What do they say out loud? Users who think aloud (most do, if you encourage it) surface their mental model in real time. "Oh, this is where I set up the territory. Wait, why is there a thing called a scenario? Is that different from a territory?" The question about scenarios versus territories is exactly the thing you'd never notice internally, because you've been using both words for weeks.

What do they never do? Features they don't discover are features that aren't being surfaced. If twenty minutes in they've never opened the confidence cascade drill-down, the cascade is either not needed or not visible. Either is an actionable finding.

Why this beats any AI evaluation

The structured outside-in review captures the one thing AI can't: the reaction of a specific human in a specific moment, trying to do something real. The feedback is grounded in actual use, not in pattern-matching against general UX principles. The findings are specific to your product's users, not generic to the category.

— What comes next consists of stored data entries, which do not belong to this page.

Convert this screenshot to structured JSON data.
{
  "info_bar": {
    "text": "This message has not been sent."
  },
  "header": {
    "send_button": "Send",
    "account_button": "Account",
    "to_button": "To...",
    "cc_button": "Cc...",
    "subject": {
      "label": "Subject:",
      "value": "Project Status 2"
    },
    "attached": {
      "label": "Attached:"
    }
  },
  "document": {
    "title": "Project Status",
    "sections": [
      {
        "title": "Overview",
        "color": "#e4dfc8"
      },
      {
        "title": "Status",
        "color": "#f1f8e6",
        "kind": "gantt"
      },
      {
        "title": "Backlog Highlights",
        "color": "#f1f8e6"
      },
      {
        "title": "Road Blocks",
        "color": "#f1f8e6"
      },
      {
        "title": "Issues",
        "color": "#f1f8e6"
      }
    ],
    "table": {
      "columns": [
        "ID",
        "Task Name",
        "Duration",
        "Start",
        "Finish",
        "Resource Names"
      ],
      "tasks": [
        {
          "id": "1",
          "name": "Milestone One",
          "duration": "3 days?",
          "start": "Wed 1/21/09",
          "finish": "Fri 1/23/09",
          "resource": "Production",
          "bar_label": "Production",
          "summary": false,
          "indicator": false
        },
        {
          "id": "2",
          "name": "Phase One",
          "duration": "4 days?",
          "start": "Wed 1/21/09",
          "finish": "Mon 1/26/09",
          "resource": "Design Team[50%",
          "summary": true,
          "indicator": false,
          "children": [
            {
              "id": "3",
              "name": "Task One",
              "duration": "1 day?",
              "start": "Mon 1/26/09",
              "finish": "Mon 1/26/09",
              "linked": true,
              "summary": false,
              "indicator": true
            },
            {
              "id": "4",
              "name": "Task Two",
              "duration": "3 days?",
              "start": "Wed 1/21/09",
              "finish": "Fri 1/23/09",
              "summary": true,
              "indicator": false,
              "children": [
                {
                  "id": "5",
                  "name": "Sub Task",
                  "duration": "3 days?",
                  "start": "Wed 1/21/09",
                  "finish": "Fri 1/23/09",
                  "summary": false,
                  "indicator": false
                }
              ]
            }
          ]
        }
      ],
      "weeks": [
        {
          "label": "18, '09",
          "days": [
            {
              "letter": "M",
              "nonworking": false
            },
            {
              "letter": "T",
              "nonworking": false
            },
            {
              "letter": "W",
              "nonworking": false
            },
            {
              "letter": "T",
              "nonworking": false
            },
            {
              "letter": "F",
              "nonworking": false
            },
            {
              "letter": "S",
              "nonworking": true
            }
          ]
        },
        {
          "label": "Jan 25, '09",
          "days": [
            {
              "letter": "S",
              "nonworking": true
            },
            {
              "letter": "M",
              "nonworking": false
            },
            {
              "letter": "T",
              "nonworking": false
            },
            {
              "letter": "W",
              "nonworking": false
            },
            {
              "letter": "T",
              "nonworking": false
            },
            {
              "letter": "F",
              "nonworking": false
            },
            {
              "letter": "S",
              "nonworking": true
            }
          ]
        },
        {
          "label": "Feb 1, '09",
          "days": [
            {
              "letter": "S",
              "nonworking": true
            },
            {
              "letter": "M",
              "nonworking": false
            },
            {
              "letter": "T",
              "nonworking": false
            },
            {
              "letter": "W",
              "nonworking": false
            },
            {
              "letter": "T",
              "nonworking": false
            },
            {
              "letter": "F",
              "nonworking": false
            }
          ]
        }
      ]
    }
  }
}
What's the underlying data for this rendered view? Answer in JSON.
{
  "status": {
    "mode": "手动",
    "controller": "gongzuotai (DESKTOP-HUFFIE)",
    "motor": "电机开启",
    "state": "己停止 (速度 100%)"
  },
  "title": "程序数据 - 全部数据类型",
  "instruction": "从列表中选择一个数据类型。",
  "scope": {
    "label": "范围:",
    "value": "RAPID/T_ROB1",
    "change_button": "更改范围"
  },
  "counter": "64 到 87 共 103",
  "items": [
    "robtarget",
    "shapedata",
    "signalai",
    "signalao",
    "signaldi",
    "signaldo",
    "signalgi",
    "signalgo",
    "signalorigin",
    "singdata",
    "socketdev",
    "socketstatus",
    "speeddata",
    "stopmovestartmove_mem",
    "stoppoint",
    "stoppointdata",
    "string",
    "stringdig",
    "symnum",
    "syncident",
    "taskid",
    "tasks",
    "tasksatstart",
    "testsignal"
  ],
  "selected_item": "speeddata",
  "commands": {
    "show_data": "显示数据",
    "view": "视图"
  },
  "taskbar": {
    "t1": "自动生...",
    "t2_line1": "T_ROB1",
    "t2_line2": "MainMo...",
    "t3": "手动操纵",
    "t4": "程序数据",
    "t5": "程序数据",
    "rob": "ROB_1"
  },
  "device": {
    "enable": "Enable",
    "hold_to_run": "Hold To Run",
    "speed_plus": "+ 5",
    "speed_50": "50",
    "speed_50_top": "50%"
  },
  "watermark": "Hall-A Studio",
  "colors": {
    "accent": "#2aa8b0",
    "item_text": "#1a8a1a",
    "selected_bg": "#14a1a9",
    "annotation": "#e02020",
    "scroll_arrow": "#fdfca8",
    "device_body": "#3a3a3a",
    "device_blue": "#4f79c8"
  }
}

The tester's reactions carry information that can't be extracted from the screen descriptions the AI would see.

This is why the best product teams at serious software companies invest in user research beyond their scale - not because usability testing has massive ROI in a spreadsheet sense, but because the signal-to-noise ratio of five hours of watching a real user is unmatched by any other evaluation method. AI can augment the process (synthesising patterns across many sessions, catching accessibility issues, suggesting A/B test variants) but cannot substitute for the core activity.

When AI evaluation is actually useful

I'm not arguing AI evaluation is useless. It's useful for specific bounded questions:

Consistency audits. Given the design system specification, is the product consistent with it? AI can check this across many screens quickly.

Accessibility audits. Given WCAG standards, does the product comply? AI is good at this.

Pattern violations. Given the architectural conventions in the codebase, are new additions consistent with them? AI catches these reliably.

Copy reviews. Is the tone consistent across screens? Are there language inconsistencies (mixing "territory" and "region")? AI catches these.

These are all evaluations against explicit rules. AI is great at explicit rules. Where it fails is holistic judgement - does this feel right to a real user? That question needs a real user. Accept the division of labour and stop asking the AI to do the job the user is supposed to do.

The structural point

The pattern here - using the right tool for the right job, not the most convenient tool for every job - applies beyond UX evaluation. The temptation with powerful AI tools is to use them for everything, because they're fast and they produce plausible output. Plausible output isn't the same as correct output, and correct output for some questions requires a human in a specific situation that no model can simulate.

Know the questions AI can answer well, use it for those, and discipline yourself to find humans for the rest. The productivity gain from using AI correctly is larger than the productivity gain from using it everywhere. The second approach produces impressive-looking output that's subtly wrong in ways that aren't detectable until it's too late.

Put a real person through your product. It's the single highest-leverage twenty minutes in the entire build cycle.